Right by the back door is the Nankun Shrine which is supposed to be lucky for business. They sell maneki neko here. There’s all sorts of superstitions about coming here every month for four years and buying the small maneki neko and then trading the small ones for a large one for greater luck in business.
This is the main shrine (the First Hongu). At this point I’m heading towards the main entrance.
Inside the main entrance is the taikobashi curved bridge. It’s pretty darn steep.
And there are lots of lanterns outside.
Here’s the main entrance.
Which leads to the bridge.
And the main entrance to the grounds, and this guy on the left who wouldn’t get out of the picture. He just kept standing around.
The Third Hongu.
The Fourth Hongu.
The Second Hongu.
And, of course this is the season for chrysanthemums!

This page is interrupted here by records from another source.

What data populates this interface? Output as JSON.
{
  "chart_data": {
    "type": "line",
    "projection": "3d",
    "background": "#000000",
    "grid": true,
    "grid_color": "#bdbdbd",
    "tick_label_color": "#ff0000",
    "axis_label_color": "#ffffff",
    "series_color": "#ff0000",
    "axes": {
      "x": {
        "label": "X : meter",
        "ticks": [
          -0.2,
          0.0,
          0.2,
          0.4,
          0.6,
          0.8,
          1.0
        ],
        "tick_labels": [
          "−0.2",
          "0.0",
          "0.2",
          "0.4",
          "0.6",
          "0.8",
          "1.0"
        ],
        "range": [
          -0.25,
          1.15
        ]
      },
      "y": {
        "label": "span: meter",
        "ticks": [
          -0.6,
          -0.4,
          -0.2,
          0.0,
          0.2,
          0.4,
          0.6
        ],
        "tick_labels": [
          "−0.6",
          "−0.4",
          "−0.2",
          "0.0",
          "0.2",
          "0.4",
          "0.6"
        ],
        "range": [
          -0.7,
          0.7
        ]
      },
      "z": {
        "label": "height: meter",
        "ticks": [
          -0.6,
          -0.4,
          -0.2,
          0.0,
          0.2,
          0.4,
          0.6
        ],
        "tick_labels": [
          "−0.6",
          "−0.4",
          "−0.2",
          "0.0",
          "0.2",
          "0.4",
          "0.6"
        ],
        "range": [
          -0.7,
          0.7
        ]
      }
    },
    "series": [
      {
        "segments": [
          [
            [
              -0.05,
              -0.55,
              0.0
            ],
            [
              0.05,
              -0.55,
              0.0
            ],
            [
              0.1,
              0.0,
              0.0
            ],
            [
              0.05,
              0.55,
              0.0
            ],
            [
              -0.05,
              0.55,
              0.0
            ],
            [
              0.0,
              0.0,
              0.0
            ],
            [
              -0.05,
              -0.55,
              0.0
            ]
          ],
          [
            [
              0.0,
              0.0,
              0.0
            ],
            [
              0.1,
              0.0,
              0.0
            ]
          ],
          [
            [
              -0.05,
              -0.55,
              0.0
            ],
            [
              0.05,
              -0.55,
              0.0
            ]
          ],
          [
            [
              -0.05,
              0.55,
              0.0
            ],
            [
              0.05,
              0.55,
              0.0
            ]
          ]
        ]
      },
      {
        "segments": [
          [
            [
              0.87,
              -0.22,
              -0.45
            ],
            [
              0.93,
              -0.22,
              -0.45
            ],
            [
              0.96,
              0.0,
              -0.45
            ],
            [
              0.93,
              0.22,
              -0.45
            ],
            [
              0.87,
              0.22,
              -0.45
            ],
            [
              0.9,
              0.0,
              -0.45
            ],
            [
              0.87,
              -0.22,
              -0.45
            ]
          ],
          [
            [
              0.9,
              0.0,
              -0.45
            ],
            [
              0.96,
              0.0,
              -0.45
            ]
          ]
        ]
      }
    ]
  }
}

The First Hongu is the main shrine from earlier and I believe this is when I thanked the gods that Japan has public restrooms. I should have thanked them for having CLEAN public restrooms.
On the way back I saw several wedding parties taking pictures.
There are lots of shrines on the grounds.
I’m not sure what this is.
I’m not sure what all they even are enshrining.
These appear to be “mere storehouses”.
I think this is a place to worship this side of this big tree.
I wonder if this is the famous giant cinnamon tree. The map is not very clear.
Another tree to worship?
And I feel like I’m just cataloging shrines at this point.
This definitely is a storehouse, but the sign is in complicated Japanese. One of these days I should try studying historical Japanese.
Looking at the map, I think this is Tanekashi Shrine where you’re supposed to go first. There were seats inside and it looked quite new and different than most other shrines I’ve seen.
This is Ohwatatsumi (Daikai) Shrine. I’ve seen mention that this is even older than the Sumiyoshi Taisha Shrine. It has lots of stories tied to the sea.
It also has an interesting gate inside the shrine and a door to who knows what treasures?
The entrance to Ohwatatsumi Shrine is what I expect a grand old shrine entrance to look like.
This is the northwest-ish corner of Sumiyoshi Taisha Shrine
There are other shrines and temples in the area, but I figured I better not push my luck and headed back to the hotel. I’m feeling better but I did take a nap. Instead of heading out to dinner, I went out to the fancy bakery below the Ritz-Carlton and had a salmon sandwich and some savory pastries.
And there it is. If I’m feeling better tomorrow, it’s up to Myokensan!
That place is beautiful! South Africa has good public restrooms too 🙂 Glad you are having such a good trip.